Bond Connect launched in July this year to allow eligible institutional investors in Hong Kong and abroad to invest in onshore bonds. It was meant to help China win faster inclusion in global bond indices. But the scheme’s development remains at an early stage and interest is low, leaving quick inclusion in doubt, according to Stephen Chang, head of Asian fixed income at JP Morgan Asset Management.
“Bond Connect is doing something like a beta testing mode as not all features are available,” Chang said during a panel discussion at the Asia Securities Industry and Financial Markets Association (Asifma) conference held in Hong Kong in late November.
He predicted that the inclusion of China’s bonds in the JP Morgan Government Bond Index-Emerging Markets might occur in late 2018 at the earliest, but added that a well-functioning Bond Connect scheme might accelerate the process.

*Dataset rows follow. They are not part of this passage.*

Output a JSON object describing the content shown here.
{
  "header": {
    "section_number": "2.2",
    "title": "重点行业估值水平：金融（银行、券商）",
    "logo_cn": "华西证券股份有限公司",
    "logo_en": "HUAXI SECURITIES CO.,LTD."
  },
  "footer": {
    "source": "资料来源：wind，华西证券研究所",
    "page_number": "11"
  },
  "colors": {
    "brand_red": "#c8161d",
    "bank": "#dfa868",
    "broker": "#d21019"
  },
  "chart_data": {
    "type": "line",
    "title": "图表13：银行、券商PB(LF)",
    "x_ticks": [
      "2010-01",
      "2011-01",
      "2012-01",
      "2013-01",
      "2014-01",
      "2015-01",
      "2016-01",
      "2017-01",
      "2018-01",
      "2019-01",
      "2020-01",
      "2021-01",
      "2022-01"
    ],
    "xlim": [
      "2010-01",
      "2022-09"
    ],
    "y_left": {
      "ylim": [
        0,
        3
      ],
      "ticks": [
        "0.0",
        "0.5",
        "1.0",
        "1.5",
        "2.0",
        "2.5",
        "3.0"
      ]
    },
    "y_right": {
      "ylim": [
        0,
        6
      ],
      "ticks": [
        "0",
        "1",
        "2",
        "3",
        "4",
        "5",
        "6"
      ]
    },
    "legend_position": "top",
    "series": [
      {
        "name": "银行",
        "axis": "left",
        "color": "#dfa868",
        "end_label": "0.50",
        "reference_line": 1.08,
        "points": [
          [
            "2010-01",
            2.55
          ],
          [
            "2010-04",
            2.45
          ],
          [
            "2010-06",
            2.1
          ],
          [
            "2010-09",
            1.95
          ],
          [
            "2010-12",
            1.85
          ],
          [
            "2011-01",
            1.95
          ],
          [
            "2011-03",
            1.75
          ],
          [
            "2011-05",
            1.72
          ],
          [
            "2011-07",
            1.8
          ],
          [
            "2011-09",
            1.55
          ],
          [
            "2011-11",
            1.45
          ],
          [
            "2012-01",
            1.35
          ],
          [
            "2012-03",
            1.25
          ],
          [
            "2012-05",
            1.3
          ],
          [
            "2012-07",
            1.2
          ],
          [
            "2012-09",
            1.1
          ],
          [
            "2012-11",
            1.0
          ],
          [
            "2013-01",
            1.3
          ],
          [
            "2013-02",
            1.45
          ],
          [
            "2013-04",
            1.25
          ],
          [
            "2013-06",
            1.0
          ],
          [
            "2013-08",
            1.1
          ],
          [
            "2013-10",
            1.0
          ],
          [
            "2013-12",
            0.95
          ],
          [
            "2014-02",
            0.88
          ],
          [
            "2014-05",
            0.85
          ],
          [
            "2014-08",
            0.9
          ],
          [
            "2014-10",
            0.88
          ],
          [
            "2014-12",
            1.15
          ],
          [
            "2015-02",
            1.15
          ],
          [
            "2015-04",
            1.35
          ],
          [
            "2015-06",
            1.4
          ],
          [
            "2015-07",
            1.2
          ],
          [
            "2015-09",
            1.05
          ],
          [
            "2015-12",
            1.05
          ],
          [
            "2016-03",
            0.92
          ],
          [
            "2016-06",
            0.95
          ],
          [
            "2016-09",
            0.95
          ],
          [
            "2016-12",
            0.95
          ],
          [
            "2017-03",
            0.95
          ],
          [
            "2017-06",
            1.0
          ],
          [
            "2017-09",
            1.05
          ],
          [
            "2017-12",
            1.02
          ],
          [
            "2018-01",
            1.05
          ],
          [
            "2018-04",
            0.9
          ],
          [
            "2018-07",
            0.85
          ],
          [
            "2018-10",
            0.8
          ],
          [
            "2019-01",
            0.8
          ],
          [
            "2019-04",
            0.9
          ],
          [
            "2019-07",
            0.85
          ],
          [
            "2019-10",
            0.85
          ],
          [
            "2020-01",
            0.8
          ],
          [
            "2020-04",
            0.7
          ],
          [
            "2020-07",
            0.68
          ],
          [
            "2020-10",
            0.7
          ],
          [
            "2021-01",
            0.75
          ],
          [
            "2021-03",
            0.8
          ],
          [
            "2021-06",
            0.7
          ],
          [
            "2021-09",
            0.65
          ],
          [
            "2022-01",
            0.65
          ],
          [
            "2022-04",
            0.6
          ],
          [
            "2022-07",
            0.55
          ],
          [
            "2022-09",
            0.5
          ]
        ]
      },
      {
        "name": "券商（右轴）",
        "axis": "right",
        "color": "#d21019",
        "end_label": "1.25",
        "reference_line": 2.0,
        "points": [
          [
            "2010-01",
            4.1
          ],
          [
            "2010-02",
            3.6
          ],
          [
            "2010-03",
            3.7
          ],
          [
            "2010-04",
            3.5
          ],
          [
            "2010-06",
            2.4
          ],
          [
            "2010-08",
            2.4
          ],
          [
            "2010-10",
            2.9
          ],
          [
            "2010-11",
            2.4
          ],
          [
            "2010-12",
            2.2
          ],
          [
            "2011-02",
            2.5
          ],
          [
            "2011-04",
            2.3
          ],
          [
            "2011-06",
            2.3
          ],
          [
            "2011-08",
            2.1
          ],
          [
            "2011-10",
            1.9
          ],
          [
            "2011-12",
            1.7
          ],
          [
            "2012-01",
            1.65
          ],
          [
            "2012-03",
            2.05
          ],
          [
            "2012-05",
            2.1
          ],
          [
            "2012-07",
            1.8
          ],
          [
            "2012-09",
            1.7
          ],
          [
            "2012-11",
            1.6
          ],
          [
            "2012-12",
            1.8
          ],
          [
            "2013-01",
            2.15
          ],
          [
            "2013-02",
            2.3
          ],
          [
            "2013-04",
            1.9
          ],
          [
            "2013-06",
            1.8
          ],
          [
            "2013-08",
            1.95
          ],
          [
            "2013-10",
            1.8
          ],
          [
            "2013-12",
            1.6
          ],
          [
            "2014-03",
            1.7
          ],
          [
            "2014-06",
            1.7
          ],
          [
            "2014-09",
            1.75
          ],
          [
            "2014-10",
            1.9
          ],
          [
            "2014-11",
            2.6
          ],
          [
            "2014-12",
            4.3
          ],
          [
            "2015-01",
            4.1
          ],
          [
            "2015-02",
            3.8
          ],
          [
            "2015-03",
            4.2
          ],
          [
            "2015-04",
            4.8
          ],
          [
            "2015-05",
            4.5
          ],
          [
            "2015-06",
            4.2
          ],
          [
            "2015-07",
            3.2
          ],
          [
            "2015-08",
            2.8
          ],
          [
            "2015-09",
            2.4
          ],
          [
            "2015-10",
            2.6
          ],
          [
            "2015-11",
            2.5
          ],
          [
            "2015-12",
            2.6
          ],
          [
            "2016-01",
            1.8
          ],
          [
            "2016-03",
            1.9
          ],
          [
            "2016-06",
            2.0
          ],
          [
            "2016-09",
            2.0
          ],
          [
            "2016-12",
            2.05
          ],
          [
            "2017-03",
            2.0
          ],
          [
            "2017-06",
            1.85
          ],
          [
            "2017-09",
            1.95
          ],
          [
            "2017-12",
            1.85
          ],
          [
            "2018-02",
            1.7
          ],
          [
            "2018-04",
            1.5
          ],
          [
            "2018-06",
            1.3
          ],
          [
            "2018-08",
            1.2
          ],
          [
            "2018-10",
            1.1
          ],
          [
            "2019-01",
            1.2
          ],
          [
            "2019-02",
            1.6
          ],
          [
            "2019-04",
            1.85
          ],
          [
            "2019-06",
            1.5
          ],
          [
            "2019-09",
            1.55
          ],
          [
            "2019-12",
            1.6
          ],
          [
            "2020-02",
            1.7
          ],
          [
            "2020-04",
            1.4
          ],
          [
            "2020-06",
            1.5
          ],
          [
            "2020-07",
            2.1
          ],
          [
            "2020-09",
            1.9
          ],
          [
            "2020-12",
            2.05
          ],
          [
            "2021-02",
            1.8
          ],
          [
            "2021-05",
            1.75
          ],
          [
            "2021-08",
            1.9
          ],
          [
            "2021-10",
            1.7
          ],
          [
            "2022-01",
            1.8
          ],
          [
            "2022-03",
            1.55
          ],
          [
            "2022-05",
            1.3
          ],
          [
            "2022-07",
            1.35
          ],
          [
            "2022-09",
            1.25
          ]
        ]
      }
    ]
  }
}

In the meantime, asset management firms tend to adopt a wait-and-see approach. Chang said that while JP Morgan AM was involved in several China cross-border programmes, such as Qualified Foreign Institutional Investor (QFII), Renminbi Qualified Foreign Institutional Investor (RQFII) and China Interbank Bond Market (CIBM) Direct, it had not yet come on board for Bond Connect.
One other aspect that adds to the reluctance of asset managers to use Bond Connect is the inconvenient settlement process among the different platforms, Chang noted.
In particular, foreign investors are unable to set up a universal account for buying and selling bonds. “If you hold something in the RQFII programme, you cannot sell it on the CIBM platform, nor can you do it via Bond Connect, so it remains a challenge to us as bond buyers,” he said.
The issue leads to inefficiency in the programme’s operation, he added.
Index inclusion
Despite the issues, some fixed income indices have moved ahead with inclusion of Chinese bonds.
In March, Citi announced that its EM and regional government bond indices would include China, following a similar move by Bloomberg Barclays in the same month. However, Citi’s announcement did not include China’s sovereign bonds in its widely-tracked World Government Bond Index (WGBI).
Not all fixed income portfolio managers are keen on the inclusion of China’s bonds in the large benchmarks, Chang noted. “Some portfolio managers, particularly those farther away from China, would prefer the decision of China’s exclusion [from the key indices] as they are still rather skeptical about the market,” he said. “Another challenge for them is replicating the [China-included] index across the time zones,” he said.
To resolve this, instead of including China in the existing indices, some index providers had created new ones that track the old components plus China’s bonds, Chang noted. This approach aims to temporarily harmonise different expectations from the market.
While China’s bond market is now worth RMB 60trn ($9.10trn), foreign investor participation is small, accounting for only 2% in the first three quarters of 2017, according to data from the China Central Depository and Clearing Company.
Earlier, Value Partners’ chief investment officer Gordon Ip argued that Citi’s decision to exclude sovereign bonds may be based on unsatisfactory liquidity in the onshore bond market.
“Certainly, it would be a big statement if China’s bonds could make it into the WGBI, but the liquidity issue endures in China’s bonds, which are traded in a ‘buy-and-hold’ market,” he said.
Although China is encouraging money to go in, at this early state, the foreign fund managers who are now participating in the market merely want “a seat at the table” and are not yet primarily interested in returns, he added.